For some credit unions, a community charter may be their only avenue for survival. But for all others pondering an expanded charter, they seem to dwell on starry-eyed possibilities without acknowledging some very big branding issues.
#1 Lost focus
Credit unions with closed charters concentrate on the unique needs of a very specific and narrowly-defined audience. They know exactly who they serve and why they exist. Tragically, many community chartered credit unions let their concept of “audience segmentation” erode into a singular demographic: “all people ages 18-55.” (Translation: “everyone with money and a pulse.”) The bigger your target audience gets, the harder it becomes to find a unique value proposition. The lowest common denominator is rates, price and fees.

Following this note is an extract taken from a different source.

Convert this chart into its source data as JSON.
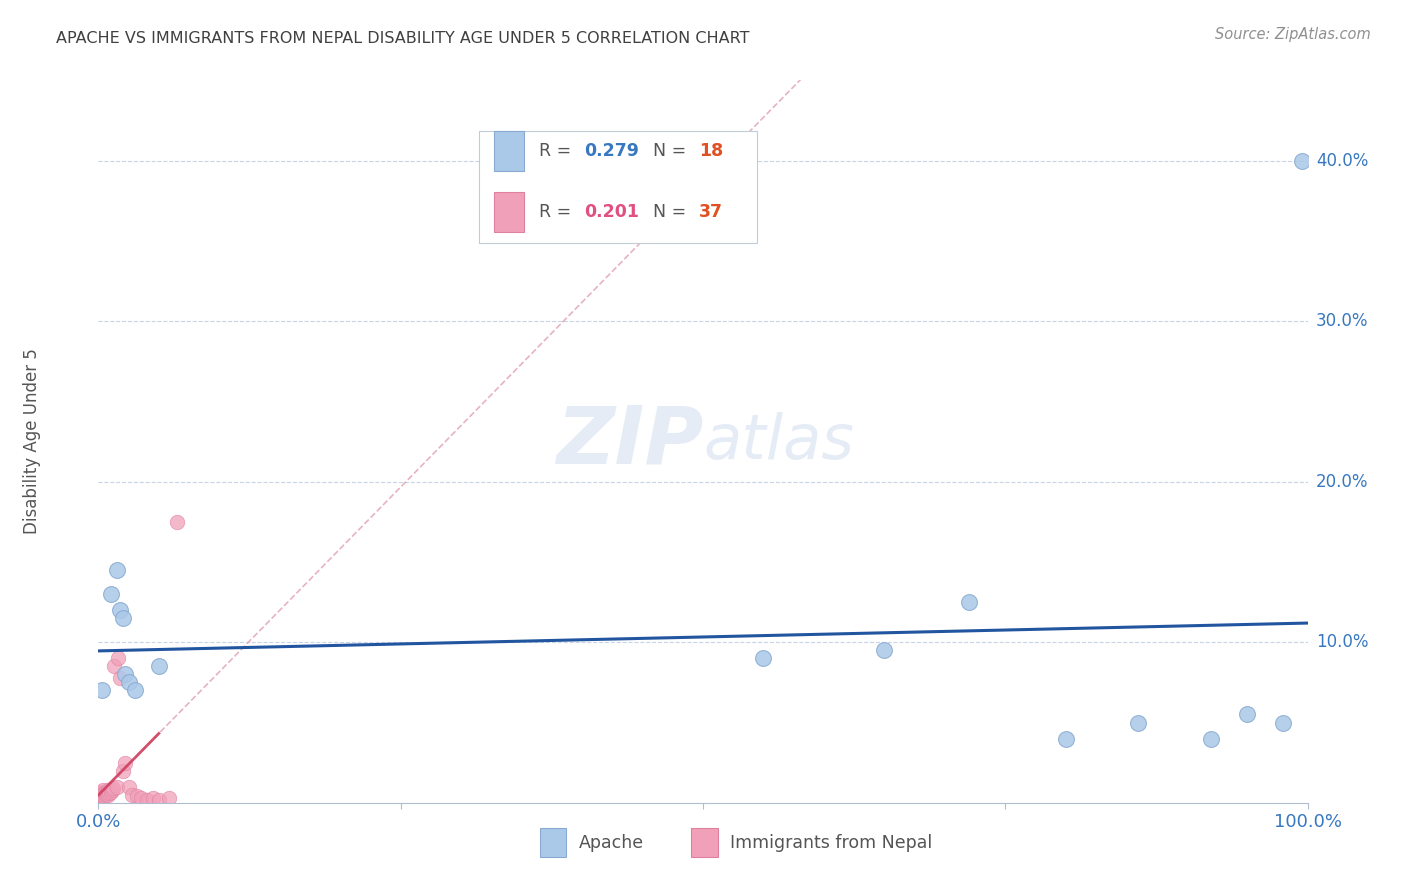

#2 Massive marketing muscle
Maximizing community charters requires a whole new level of marketing — billboards, radio, TV, online ads — plus a much larger budget that can be quite a shock for those who aren’t prepared. Closed-charter credit unions are accustomed to a very limited range of marketing tactics. They aren’t familiar with what it takes to generate name awareness and build a mass-market brand. They have little- or no experience with CPM, SEO, click-through rates and paid search.
#3 Estrange your sponsor
To your original sponsor, a community charter can look like a deliberate attempt at distancing yourself from their organization. As you change names and start marketing to the general public, the feeling that your credit union was once an exclusive, club-like employee benefit disappears right along with the special access your credit union once enjoyed. No more welcome packets at new employee orientations. No more kiosks in the employee cafeteria. They may even kick you out of their facilities altogether.

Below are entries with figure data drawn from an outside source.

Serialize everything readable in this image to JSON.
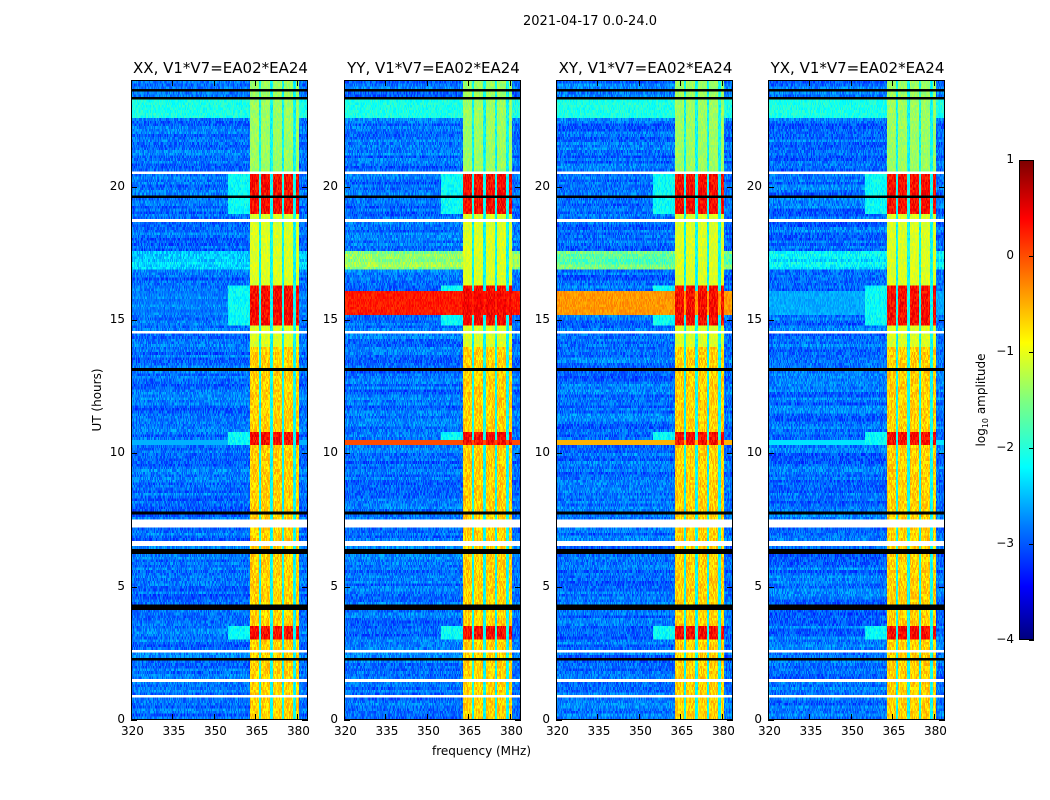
{
  "chart_data": {
    "type": "heatmap",
    "title": "2021-04-17 0.0-24.0",
    "xlabel": "frequency (MHz)",
    "ylabel": "UT (hours)",
    "xlim": [
      320,
      384
    ],
    "ylim": [
      0,
      24
    ],
    "xticks": [
      "320",
      "335",
      "350",
      "365",
      "380"
    ],
    "xtick_values": [
      320,
      335,
      350,
      365,
      380
    ],
    "yticks": [
      "0",
      "5",
      "10",
      "15",
      "20"
    ],
    "ytick_values": [
      0,
      5,
      10,
      15,
      20
    ],
    "colorbar": {
      "label_main": "log",
      "label_sub": "10",
      "label_rest": " amplitude",
      "range": [
        -4,
        1
      ],
      "ticks": [
        "−4",
        "−3",
        "−2",
        "−1",
        "0",
        "1"
      ],
      "tick_values": [
        -4,
        -3,
        -2,
        -1,
        0,
        1
      ],
      "colormap": "jet"
    },
    "panels": [
      {
        "title": "XX, V1*V7=EA02*EA24",
        "broadband_rfi": 0.0
      },
      {
        "title": "YY, V1*V7=EA02*EA24",
        "broadband_rfi": 1.0
      },
      {
        "title": "XY, V1*V7=EA02*EA24",
        "broadband_rfi": 0.8
      },
      {
        "title": "YX, V1*V7=EA02*EA24",
        "broadband_rfi": 0.1
      }
    ],
    "features": {
      "bright_band_mhz": [
        363,
        381
      ],
      "flagged_ut_ranges": [
        [
          7.2,
          7.5
        ],
        [
          6.5,
          6.7
        ],
        [
          2.5,
          2.65
        ],
        [
          0.85,
          0.92
        ],
        [
          1.4,
          1.46
        ],
        [
          18.7,
          18.76
        ],
        [
          14.5,
          14.56
        ],
        [
          20.5,
          20.56
        ]
      ],
      "strong_rfi_ut_ranges": [
        [
          19.0,
          20.6
        ],
        [
          14.8,
          16.3
        ],
        [
          10.3,
          10.8
        ],
        [
          3.0,
          3.5
        ]
      ]
    }
  }
}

#4 The old name won’t work
If you have a word like “Employees,” “Teachers” or some other equally-limiting term in your name, you will never convince the community that “everyone can join.” Many credit unions think adding the word “Community” in their names connotes an open charter, but that never works as hoped. You can try switching to an acronym — AECU, BECU, CECU, DECU, EECU, etc. — but these stiff and corporate combinations of letters are already ubiquitously used by other credit unions. Even if you can find a suitable web address, people will still get confused when searching for you on the internet. In all likelihood, a community charter will require a name change.

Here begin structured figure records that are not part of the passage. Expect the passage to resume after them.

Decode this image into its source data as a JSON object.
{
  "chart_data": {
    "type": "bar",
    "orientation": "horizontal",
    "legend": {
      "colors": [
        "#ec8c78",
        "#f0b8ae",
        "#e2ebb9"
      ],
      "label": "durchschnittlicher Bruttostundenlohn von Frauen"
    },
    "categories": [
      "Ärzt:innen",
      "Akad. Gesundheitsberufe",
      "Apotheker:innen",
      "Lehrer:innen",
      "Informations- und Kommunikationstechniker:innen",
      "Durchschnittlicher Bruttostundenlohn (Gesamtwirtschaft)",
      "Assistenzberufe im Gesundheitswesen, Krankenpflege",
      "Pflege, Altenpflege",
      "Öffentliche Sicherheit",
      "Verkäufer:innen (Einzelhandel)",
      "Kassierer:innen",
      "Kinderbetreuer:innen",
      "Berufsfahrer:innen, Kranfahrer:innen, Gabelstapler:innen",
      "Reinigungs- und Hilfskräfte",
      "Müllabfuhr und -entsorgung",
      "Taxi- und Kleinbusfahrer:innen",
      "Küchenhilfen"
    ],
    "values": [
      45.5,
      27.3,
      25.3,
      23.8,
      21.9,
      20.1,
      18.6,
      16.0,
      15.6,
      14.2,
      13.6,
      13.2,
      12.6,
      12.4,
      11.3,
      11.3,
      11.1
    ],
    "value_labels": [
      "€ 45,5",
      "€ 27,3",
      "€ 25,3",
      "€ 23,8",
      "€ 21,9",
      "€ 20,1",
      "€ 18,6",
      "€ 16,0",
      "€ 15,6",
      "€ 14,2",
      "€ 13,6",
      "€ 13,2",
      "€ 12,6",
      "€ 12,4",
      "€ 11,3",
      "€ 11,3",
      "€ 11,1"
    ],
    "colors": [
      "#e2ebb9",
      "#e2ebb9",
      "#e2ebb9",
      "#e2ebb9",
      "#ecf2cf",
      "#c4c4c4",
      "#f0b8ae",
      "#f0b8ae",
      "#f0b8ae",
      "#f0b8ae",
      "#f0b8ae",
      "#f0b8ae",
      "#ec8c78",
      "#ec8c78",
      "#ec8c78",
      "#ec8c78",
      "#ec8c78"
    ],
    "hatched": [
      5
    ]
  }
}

#5 Cooperation becomes competition
Credit unions are comfortable competing with banks, but they aren’t used to competing with other credit unions. Don’t be surprised when your once-friendly pals at the credit union down the street give you the cold shoulder. Once you have a community charter, you are trying to steal their members.
#6 Bankers hate community charters
Every time credit unions expand, the ABA becomes more agitated. Each new community charter fuels the ABA’s fight for credit union taxation. If every credit union in the U.S. had a community charter, then what argument would there be against taxation?